Mi amiga bebía con lentitud el yogur y pensaba en la cola a la que volveríamos al terminar la merienda. El equipo de electrocardiograma iba y venía de las salas, siendo el mismo que se usa para atender las emergencias en el cuerpo de guardia. Había que esperar con paciencia. Ella pensaba en la cola mientras yo detenía mis ojos en los gestos de la muchacha al barrer. Miraba los demás negocios. Recordé que en el último quiosco me tomé una cerveza el día en que nació mi hija: Bucanero, mi preferida. El trato agradable de quien me atendió. Pensé en los restos de yogur en el vaso, el papelito, e imaginé que más allá de este sitio existen decenas de lugares similares, donde el descuido ha logrado posicionarse. Cucuruchos de maní, latas de refresco o envases de confituras que la gente tira al cuerpo de la ciudad como si fuera deber de otros recoger la basura que ellos generan. Luego discursan que es culpa del país, sin detenerse a pensar que el país somos todos, que el comportamiento de cada uno afecta la vida de quienes le circundan.

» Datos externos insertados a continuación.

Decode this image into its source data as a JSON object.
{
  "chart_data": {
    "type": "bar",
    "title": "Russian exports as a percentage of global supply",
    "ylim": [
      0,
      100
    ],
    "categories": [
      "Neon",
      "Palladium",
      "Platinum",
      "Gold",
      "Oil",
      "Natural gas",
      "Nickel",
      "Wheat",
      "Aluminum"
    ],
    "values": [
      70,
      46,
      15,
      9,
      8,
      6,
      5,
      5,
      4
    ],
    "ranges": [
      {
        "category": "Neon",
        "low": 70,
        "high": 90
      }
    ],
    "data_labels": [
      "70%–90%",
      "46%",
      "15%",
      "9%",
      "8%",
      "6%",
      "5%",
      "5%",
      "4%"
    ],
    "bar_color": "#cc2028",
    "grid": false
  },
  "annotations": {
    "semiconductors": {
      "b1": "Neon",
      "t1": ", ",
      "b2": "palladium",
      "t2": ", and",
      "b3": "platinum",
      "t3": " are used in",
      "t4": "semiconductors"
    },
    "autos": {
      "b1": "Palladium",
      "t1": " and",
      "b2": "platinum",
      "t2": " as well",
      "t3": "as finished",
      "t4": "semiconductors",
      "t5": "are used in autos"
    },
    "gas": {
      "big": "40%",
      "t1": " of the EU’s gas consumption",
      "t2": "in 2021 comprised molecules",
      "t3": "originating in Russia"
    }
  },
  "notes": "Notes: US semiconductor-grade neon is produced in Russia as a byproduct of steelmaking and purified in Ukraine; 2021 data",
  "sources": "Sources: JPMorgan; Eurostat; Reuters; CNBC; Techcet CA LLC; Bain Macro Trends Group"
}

Cuando regresamos al hospital ya había regresado el equipo y la cola dejaba de parecer extensa. Era molesto el calor que se filtraba a través del pasillo. La gente hablaba, había ruido de camillas y útiles de metal. Afortunadamente, mi amiga no tenía ninguna complicación más allá de un descontrol en la presión arterial. Al salir, me dijo: "¿Viste? Trabajar en esas condiciones no es fácil. Creía que me iba a desmayar del calor y el ruido. Pero los médicos estaban ahí sin protestar, mostrando su mejor rostro. Esta gente marca la diferencia. Algunos allá afuera piensan que Cuba es un desastre y que nada funciona. Pero si te fijas, a pesar de toda esta locura que se vive, aquí no se ha parado nada".

Fui casi por inercia a la imagen del vaso de yogur roto y reflexioné sobre los tantos negocios donde el servicio no ha dejado de funcionar decentemente, donde las carencias no le han robado del rostro la sonrisa a la gente y la basura descansa en una cajita orillas del mostrador. Sin lugar a dudas, el país somos todos. Las imágenes que proyectemos en nuestra casa o trabajo son, indiscutiblemente, las que llevamos dentro.